The Cleanup Crusader
Eight years ago Anna Cummins attended a lecture about marine pollution. She was shocked to learn about the sea of plastic trash floating between Hawaii and California dubbed the "great Pacific garbage patch." "I was an environmentalist, but even I didn't realize how bad it was," says Cummins.
It's estimated that 80 percent of marine trash starts on land. Plastics are especially toxic since they act as a sponge for chemicals like motor oil and DDT. "I began to think about what I could do to help," Cummins says. She realized she could make a small dent in ocean pollution by starting close to the source -- the people in her own Santa Monica neighborhood.
Cummins wanted them to embrace reusable bags and cups, but instead of trying to change individual habits she got local stores involved. She went to a merchants' association meeting and pitched her bring-your-own idea. "It's a small change that adds up to a big difference," she says. "Every time you reuse a bag or cup it's one less piece of plastic that could end up in the sea."
A representative from Patagonia who was at the meeting loved Cummins's campaign. The company awarded her a grant and donated 200 reusable bags that were printed with her "Bring Your Own" logo and distributed at schools and farmers' markets. Cummins even created an eco-themed website, BringYourOwn.org, where she writes about plastic pollution and has sold more than 500 reusable produce bags.
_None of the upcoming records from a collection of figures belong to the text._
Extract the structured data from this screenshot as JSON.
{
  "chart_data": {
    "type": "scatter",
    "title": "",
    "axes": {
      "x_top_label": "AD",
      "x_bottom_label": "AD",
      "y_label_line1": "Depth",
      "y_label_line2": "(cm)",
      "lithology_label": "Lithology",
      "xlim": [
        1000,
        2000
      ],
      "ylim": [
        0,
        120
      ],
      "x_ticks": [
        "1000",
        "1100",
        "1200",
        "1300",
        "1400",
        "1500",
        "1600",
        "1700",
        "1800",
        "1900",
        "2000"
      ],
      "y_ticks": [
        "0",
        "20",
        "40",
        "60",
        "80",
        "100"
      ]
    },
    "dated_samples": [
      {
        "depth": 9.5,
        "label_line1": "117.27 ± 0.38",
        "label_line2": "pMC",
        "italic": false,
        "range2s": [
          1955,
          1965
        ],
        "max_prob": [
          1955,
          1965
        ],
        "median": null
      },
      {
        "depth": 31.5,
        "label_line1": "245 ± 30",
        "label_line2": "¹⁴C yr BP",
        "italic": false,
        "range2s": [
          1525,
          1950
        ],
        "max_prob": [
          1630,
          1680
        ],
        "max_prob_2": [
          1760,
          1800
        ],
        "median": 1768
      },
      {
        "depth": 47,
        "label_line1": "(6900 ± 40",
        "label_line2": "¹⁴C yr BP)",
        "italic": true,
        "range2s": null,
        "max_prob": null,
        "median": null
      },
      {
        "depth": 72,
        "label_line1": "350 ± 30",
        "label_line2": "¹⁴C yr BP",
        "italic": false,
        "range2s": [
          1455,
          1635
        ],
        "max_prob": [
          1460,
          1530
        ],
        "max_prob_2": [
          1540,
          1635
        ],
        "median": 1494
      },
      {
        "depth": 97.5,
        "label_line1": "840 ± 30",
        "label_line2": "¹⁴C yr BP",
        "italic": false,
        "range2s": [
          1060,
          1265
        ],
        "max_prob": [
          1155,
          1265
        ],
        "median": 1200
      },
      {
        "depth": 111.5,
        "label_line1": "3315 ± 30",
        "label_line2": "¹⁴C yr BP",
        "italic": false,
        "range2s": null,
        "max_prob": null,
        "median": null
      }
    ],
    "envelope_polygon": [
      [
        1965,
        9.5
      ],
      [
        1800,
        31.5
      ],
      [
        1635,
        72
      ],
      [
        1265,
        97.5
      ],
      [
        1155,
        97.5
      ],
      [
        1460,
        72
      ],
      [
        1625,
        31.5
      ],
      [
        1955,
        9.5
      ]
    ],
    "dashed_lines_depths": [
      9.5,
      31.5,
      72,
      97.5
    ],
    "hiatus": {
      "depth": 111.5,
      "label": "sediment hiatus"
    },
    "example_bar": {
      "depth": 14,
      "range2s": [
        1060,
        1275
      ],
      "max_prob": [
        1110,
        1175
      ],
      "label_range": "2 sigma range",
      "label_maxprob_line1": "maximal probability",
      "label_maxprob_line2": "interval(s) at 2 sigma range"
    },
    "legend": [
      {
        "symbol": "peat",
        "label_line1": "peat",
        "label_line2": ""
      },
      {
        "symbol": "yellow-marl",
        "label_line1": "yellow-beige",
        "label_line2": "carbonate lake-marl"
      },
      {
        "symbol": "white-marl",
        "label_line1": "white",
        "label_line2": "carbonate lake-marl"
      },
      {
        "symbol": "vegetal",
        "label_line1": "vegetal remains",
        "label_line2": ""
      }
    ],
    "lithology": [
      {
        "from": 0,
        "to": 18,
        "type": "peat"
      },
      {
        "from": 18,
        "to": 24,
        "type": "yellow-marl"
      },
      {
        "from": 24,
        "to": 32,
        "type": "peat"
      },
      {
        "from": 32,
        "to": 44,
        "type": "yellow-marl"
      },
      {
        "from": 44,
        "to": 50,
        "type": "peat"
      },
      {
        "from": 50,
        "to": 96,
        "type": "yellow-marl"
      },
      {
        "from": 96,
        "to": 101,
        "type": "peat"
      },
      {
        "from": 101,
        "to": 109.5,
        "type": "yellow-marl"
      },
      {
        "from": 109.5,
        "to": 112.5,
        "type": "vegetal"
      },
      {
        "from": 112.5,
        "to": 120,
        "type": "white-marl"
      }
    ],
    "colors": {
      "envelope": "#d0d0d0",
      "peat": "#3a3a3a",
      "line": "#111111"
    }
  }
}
That life-changing lecture by the founder of the Algalita Marine Research Foundation also motivated Cummins to volunteer for the organization. In 2008 she helped build the Junkraft, a boat, made of 15,000 discarded plastic bottles, that sailed from Los Angeles to Hawaii. The following year she biked 2,600 miles down the West Coast and met with universities, mayors, and corporations along the way to spread her message to end plastic pollution. "Preventing this problem will take a long time, but I'll never give up," says Cummins. "I know we can make an impact."This Month's Challenge
Clean up a beach, waterfront, or town park. Organize a group cleanup day through your local government or chamber of commerce or check out the Surfrider Foundation, a nonprofit that supports water-quality regulations and water-testing activities, at surfrider.org. To reduce waste in the first place, bring your own reusable sacks, water bottles, and coffee mugs. Keep a stash in your car so you don't forget!